I was serene (my mother’s word) most of the way. During the hospital stay, hoping for the best and expecting the worst as I’ve always been prone to do. Hearing the news, standing purposefully still and waiting for the emotions to well up. And when they didn’t, asking myself and others “Why the hell am I so calm?”

It only began to hit me on the bus ride to P—. Memories flooding back, and the tears they liquefied into, dutifully overflowing. Places, as usual, doing the trick. Filled to the brim with memories we’re at best poorly able to safeguard.

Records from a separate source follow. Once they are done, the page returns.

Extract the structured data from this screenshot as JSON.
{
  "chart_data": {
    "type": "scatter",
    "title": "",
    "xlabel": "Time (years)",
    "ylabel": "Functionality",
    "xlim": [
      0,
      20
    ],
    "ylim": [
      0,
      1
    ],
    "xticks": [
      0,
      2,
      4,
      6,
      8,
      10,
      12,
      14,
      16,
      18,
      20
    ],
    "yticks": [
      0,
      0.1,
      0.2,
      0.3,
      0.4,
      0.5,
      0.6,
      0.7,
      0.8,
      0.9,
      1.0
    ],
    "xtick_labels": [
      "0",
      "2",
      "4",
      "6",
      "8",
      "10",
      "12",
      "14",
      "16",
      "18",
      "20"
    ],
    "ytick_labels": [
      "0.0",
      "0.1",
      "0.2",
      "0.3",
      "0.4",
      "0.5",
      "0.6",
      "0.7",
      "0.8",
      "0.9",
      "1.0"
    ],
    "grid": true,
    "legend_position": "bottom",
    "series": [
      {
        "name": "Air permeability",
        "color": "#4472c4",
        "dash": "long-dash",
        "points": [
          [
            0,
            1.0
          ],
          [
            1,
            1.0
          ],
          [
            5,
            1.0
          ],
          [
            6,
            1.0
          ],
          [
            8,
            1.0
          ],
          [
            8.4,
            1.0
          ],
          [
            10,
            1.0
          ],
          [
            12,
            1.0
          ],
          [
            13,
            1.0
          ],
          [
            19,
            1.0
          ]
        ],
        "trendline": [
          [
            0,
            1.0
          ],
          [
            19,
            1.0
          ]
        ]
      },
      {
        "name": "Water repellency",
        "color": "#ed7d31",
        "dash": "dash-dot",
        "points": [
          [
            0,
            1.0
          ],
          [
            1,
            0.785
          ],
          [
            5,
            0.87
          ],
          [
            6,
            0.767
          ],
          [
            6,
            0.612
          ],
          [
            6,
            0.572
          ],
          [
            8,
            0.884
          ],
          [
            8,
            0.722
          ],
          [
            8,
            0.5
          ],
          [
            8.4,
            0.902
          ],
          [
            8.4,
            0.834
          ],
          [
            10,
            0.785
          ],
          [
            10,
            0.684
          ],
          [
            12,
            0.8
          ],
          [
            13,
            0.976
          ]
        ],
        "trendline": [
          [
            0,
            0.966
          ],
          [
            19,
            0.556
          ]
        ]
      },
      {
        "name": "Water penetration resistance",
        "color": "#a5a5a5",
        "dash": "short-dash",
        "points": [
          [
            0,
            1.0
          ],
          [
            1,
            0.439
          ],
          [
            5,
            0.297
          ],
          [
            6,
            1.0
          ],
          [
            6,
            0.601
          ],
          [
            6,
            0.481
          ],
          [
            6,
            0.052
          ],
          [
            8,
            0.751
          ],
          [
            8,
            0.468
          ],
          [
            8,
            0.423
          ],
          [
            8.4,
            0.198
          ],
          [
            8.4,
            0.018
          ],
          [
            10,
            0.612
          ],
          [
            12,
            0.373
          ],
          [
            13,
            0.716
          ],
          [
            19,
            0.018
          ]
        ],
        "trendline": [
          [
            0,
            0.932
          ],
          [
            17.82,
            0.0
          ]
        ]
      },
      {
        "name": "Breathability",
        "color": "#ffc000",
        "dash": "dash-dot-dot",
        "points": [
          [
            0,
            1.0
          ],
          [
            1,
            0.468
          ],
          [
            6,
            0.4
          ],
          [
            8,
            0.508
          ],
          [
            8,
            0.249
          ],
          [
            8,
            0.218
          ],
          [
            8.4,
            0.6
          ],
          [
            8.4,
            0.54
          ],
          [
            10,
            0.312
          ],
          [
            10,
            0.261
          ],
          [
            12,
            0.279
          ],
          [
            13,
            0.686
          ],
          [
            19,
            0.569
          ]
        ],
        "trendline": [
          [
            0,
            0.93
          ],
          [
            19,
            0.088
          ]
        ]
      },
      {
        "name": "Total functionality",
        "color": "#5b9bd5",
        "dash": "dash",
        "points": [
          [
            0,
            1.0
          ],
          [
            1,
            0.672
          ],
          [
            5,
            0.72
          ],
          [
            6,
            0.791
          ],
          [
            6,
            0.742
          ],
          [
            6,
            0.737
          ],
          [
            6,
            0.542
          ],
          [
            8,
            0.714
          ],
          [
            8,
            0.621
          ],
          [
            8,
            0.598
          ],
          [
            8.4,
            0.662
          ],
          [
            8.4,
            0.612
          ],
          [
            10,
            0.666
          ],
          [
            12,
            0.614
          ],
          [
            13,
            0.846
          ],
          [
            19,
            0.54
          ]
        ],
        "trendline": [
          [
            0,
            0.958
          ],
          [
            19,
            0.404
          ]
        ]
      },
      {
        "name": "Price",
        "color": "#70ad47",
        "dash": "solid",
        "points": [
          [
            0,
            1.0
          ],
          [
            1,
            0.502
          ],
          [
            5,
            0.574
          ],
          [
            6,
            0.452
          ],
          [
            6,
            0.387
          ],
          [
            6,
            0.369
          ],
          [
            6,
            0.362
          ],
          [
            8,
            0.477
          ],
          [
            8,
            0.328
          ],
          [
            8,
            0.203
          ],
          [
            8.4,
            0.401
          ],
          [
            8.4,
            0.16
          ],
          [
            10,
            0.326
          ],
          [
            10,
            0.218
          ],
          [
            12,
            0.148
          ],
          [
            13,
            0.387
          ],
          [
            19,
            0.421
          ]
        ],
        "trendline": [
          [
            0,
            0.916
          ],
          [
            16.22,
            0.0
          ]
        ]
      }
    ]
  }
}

Entering the empty apartment swung the gates fully open for me. Coming face to face with the body, on the other hand (and much to my surprise), actually brought me a sense of peace. The stillness and the lifelessness, unmistakably indicative of his being elsewhere. Suddenly it was clear to me that his body was but a shell. And not my father as I knew him.

Unlike me, M broke down seeing my dad in his coffin. W lost it being told the news of his passing. V broke down at the very end of the prayer he read at the funeral. And P, upon watching his son break down. Personal Velocity. To each his/her own timing.

This man made a habit of singing me to sleep when I was a child. In his arms while he could handle my weight long enough for me to fall asleep. He would carry me tirelessly… He drove me to school, dance recitals and parties. He helped me religiously with Math and Science homework. He put up with my perfectionist tendencies, my “need” to tear off a page from a notebook at 11:30pm and start an assignment over because of some imperceptible smudge on the page. He bought me a pair of ice skates. He taught me to always put myself first. Not in a selfish way but so that I would never allow myself to be taken advantage of. He loved to make people laugh and did it well. Three years ago, still frail while recovering from quadruple bypass surgery at my uncle’s, he made us laugh out loud with his perfect comic timing. My uncle took a nasty trip walking into the room and we froze for the seconds it took him to find his balance. And my dad punctuated our collective concern-then-relief with a dead pan “That, even I can do…”

Around him, laugh-out-loud moments were never few and far between.